建物の壁と、明かりを漏らす一つだけの扉。

 「何だこりゃ……床はあるのに、天井も壁も無い。 裏庭なのか?」

 「清水の舞台みたいだな」

 闇垂は呟いて『清水の舞台』の端まで行ってみた。 和風の橋の欄干のような手すりから下を見る。 しかし、真っ暗で何も見えない。 闇垂は背筋が

寒くなるのを感じた。

 「下が無い……」

 闇垂の言葉に黒川達は顔を見合わせた。


 タン……

 軽い音を立て、白い着物の女性が舞台に降り立つ。 三人はぎょっとして視線をそちらに向け、慌てて建物に戻ろうとした。

 「我を……」 女が呼びかけた。

 「えっ?」 闇垂が振り向いた。

 女は優雅な仕草で帯を緩め、そして舞い始めた。

 ……汝、何を求め惑う 汝、何に怯えて去り行く 求めよ、沸き立つ思いのまま 求めよ、己が欲するまま……

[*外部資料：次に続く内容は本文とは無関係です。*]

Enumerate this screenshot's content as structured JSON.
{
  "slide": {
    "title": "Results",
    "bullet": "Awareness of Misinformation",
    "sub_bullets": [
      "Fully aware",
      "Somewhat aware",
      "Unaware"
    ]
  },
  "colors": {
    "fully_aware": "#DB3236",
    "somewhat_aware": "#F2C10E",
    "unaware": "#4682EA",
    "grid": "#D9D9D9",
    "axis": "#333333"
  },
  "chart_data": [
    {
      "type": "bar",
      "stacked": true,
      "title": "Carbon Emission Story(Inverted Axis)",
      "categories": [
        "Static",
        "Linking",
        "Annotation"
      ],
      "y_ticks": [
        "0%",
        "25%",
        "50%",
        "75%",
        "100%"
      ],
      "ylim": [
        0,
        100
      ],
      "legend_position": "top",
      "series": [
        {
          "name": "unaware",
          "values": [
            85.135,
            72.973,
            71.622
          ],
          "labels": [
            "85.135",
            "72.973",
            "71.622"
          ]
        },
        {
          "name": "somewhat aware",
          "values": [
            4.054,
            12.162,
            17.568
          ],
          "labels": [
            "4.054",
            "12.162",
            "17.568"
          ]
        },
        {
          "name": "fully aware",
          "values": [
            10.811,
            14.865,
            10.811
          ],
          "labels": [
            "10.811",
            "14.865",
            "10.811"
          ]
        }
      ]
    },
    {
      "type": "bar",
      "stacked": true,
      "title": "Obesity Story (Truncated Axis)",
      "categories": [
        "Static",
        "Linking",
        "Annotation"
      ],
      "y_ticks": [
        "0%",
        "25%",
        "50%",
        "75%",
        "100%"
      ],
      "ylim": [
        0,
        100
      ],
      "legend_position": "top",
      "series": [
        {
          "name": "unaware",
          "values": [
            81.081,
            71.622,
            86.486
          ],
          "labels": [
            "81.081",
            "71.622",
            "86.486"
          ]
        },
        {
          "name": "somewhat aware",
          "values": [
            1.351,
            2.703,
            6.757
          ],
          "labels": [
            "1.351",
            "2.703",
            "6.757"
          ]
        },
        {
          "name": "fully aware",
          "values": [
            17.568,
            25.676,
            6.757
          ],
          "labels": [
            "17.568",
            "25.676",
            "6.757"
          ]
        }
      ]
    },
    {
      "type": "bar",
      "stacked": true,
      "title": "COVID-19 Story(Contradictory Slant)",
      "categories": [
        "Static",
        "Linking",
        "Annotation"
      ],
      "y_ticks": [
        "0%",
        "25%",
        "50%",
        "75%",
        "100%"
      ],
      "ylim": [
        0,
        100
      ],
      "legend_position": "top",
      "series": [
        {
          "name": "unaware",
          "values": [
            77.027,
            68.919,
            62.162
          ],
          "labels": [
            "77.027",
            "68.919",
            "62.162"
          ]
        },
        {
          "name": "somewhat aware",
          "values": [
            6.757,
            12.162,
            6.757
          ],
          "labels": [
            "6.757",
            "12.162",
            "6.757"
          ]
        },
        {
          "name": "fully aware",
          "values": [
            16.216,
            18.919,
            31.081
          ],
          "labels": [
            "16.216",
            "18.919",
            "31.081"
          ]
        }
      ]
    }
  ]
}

 女は言葉を宙に放ちつつ、着物をその場に落としていく。 目を奪う白い裸身が、舞台の上で舞う。

 ……綺麗だ……

 「馬鹿が!」

 阿呆の様に呟く闇垂を残し、黒川達は建物の中に消えた。 後には裸で舞う女と、呆然とそれを見つめる闇垂が残った。

 タタン、タン、トン、トッ

 軽い足取りで女は舞い、闇垂は吸い寄せられるように女に近寄る。 と、その腰に巻きつく銀色の光の輪。

 「尻尾?」

 そう、女の腰からふさふさした銀の毛が生えた、太い尻尾が生えていた。 黒かった頭髪も、いつのまにか鮮やかな銀色に、そして頭の先から覗く三角の

耳。

 「狐さんだ……」

 闇垂の記憶の底、とうに忘れていたお化けの姿が女と重なる。 彼の前で舞っているのは、銀の毛を纏った女の妖孤。 差す光など無いはずの闇の舞台で

彼女は光の舞で闇垂を誘う。

 タタタタ……タン!

 唐突に、舞が終わる。 妖孤は床にうずくまり、誘うような目線を闇垂に投げかける。

 「でへっ……」

 相好を崩し、妖孤に近寄る闇垂。 しかし、衝撃が彼を弾き飛ばし、闇垂は『舞台』に転がった。

 「なんだよっ!?」

 邪魔されたことに怒り、闇垂は衝撃の正体を探した。 それは、妖孤と彼の間に降り立ち、彼に牙を向く。

 「黒狐……」

 闇の化身のような黒い狐、それが彼を威嚇していた。 その向こう側で、妖孤がくすりと笑う。 わけが判らず闇垂は戸惑った。 


 「欲しくは無いのか?」

 闇垂の背後から声がした、振り向けば『ずぶり』の女将がそこにいた。 本来なら逃げ出すべきなのだが、なぜか闇垂はその事に思い至らなかった。

 「欲しいか、だと?」

 「欲しかったのではないか? 絵本の中の『狐さん』が、銀色の妖孤が、手に入らぬと判って、泣き伏したのではなかったのか?」

 ……あ……ああっ!……

 何故忘れていたのか。 絵本の登場人物に過ぎない『狐さん』に、幼い手を伸ばし、切り取り、己の物にならぬそれに、癇癪を起した幼い記憶が蘇る。

 「ほ、欲しいとも!」

 「ならば望むがいい」

 女将はするりと胸をはだけ、美しい乳房をさらす。 白い蛇のような腕が闇垂の頭を捕らえ、胸に抱える。

 「我の乳を含み、願え。 欲するままに」

 闇垂は、女将の乳を咥え、吸った。 甘いとも、酸いともつかぬ、不思議な味わいが口の中に広がり、そして体にしみていく。

 ズクン……ズクズクズクズク……

 「う……うぉぉぉぉぉぉ……」

 地鳴りの様なうなり声を腹から搾り出しつつ、闇垂は妖孤と黒狐に向き直った。

 ……お前が……欲しい……

 人の声とは思えぬ唸り声が、闇垂の喉から迸る。

 ……では……奪ってみせて……

 銀色の妖孤がも妖しく誘い、黒狐が唸った。 応えるように闇垂が吼え、自分衣服を引き破って威嚇する。

 「獣を望みますか……理性を捨て、雌の為に争い、勝者として雌と交わることを」

 闇垂の体が茶色い毛で覆われ、腰からは太い尻尾が生えつつあった。 『毛の無い猿』だった闇垂は、狐の、いや妖孤の雄に姿を変え、黒狐に戦いを挑む

銀色の妖孤の雌をかけて。

 「……」

 『舞台』が軋み、獣が咆哮をあげる。 そんな獣達の饗宴を、『ずぶり』の女将は、ただじっと見つめていた。